Propst, L.R., Ostrom, R., Watkins, P., Dean, T., & Mashburn, D. (1992).  Comparative efficacy of religious and cognitive behavior therapy for the treatment of clinical depression in religious individuals.  Journal of Consulting and Clinical Psychology, 60, 94-103.  Examined the effectiveness of using religion-based psychotherapy in the treatment of 59 depressed religious patients.  The religious therapy involved use of religious beliefs to counter irrational thoughts associated with depression.  Religious belief therapy resulted in significantly faster recovery from depression compared to standard secular cognitive-behavioral therapy.  What was surprising was that the benefits from religious-based therapy were evident among patients who received religious therapy from non-religious therapists.

Rabins, P.V., Fitting, M.D., Eastham, J., & Zabora, J. (1990).

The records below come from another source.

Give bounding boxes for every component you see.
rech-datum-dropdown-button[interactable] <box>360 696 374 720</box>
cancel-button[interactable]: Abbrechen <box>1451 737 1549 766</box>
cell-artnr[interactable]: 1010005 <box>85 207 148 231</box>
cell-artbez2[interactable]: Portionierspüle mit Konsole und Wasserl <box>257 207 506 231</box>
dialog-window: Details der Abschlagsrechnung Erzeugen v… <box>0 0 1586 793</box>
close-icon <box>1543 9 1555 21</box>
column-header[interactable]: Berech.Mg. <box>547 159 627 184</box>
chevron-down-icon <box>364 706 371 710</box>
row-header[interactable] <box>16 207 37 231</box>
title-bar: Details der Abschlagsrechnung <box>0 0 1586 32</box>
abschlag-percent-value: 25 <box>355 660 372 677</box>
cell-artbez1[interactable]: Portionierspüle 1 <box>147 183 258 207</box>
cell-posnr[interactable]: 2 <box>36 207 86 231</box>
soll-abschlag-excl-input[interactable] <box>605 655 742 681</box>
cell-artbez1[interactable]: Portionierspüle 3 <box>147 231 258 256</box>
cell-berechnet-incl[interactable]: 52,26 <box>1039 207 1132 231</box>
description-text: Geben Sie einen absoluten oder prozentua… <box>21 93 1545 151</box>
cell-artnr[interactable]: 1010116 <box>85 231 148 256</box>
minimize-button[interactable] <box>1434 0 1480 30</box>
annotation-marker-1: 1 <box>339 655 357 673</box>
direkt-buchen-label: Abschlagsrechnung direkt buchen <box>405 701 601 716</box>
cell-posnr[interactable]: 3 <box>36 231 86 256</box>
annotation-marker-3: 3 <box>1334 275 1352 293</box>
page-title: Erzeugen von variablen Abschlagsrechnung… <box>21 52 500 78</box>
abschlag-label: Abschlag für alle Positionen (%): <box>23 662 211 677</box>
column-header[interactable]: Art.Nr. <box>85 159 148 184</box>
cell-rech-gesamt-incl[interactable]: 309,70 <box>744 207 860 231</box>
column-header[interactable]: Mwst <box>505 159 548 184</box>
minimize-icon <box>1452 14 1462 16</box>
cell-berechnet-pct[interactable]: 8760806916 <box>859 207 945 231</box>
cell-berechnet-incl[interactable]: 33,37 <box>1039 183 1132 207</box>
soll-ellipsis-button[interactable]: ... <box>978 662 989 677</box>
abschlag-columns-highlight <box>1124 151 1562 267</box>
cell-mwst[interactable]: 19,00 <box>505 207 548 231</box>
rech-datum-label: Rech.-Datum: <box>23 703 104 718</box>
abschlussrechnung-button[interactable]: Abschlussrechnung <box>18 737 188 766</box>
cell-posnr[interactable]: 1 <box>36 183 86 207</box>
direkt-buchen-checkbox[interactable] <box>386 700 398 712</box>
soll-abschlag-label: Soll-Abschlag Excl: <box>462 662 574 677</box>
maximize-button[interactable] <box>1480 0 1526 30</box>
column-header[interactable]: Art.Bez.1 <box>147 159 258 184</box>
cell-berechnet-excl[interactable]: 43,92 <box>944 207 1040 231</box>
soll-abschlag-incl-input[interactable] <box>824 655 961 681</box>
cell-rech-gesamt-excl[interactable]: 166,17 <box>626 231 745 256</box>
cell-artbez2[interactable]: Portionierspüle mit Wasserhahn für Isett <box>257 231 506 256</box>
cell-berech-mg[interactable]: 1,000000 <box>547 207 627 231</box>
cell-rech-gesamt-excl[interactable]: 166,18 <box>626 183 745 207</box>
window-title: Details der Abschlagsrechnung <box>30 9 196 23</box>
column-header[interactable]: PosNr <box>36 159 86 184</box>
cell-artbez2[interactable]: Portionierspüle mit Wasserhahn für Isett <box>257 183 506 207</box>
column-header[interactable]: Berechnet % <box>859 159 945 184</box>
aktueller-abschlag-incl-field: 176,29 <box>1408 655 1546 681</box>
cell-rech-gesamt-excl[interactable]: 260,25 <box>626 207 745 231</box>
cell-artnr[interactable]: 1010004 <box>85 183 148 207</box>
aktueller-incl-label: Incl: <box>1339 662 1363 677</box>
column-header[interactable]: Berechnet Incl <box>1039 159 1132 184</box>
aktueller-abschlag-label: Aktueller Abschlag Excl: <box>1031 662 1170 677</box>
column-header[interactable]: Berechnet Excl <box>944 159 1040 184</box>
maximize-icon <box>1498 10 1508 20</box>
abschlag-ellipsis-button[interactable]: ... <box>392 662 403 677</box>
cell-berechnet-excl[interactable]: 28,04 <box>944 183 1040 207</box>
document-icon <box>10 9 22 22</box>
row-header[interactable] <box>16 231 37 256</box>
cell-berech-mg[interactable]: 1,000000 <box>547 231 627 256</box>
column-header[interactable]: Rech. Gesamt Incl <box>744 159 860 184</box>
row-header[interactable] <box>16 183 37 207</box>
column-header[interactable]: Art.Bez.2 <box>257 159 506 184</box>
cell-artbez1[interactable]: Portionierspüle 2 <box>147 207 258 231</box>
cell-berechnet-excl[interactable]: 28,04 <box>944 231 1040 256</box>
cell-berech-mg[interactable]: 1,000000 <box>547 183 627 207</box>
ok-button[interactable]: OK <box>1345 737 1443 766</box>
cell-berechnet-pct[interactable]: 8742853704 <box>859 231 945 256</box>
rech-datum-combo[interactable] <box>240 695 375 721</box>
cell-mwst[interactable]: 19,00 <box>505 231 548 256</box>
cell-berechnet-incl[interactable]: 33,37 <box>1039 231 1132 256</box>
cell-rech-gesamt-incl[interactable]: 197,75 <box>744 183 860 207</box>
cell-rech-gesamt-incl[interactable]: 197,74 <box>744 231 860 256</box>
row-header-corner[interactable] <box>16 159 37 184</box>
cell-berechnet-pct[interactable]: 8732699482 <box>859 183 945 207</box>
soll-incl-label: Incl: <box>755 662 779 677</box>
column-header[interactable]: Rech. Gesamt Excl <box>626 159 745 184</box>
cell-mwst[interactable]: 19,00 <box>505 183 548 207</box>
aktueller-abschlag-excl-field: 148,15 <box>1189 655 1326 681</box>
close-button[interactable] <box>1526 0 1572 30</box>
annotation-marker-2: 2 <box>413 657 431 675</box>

Emotional adaptation over time in caregivers for chronically ill elderly people.  Age and Aging, 19, 185-190.  Followed 62 caregivers of persons with either Alzheimer's disease or recurrent metastatic cancer, examining factors that predicted adaptation two years later.  Strong religious belief (p<.0001) and frequent social contacts were the two major predictors of adaptation in this group.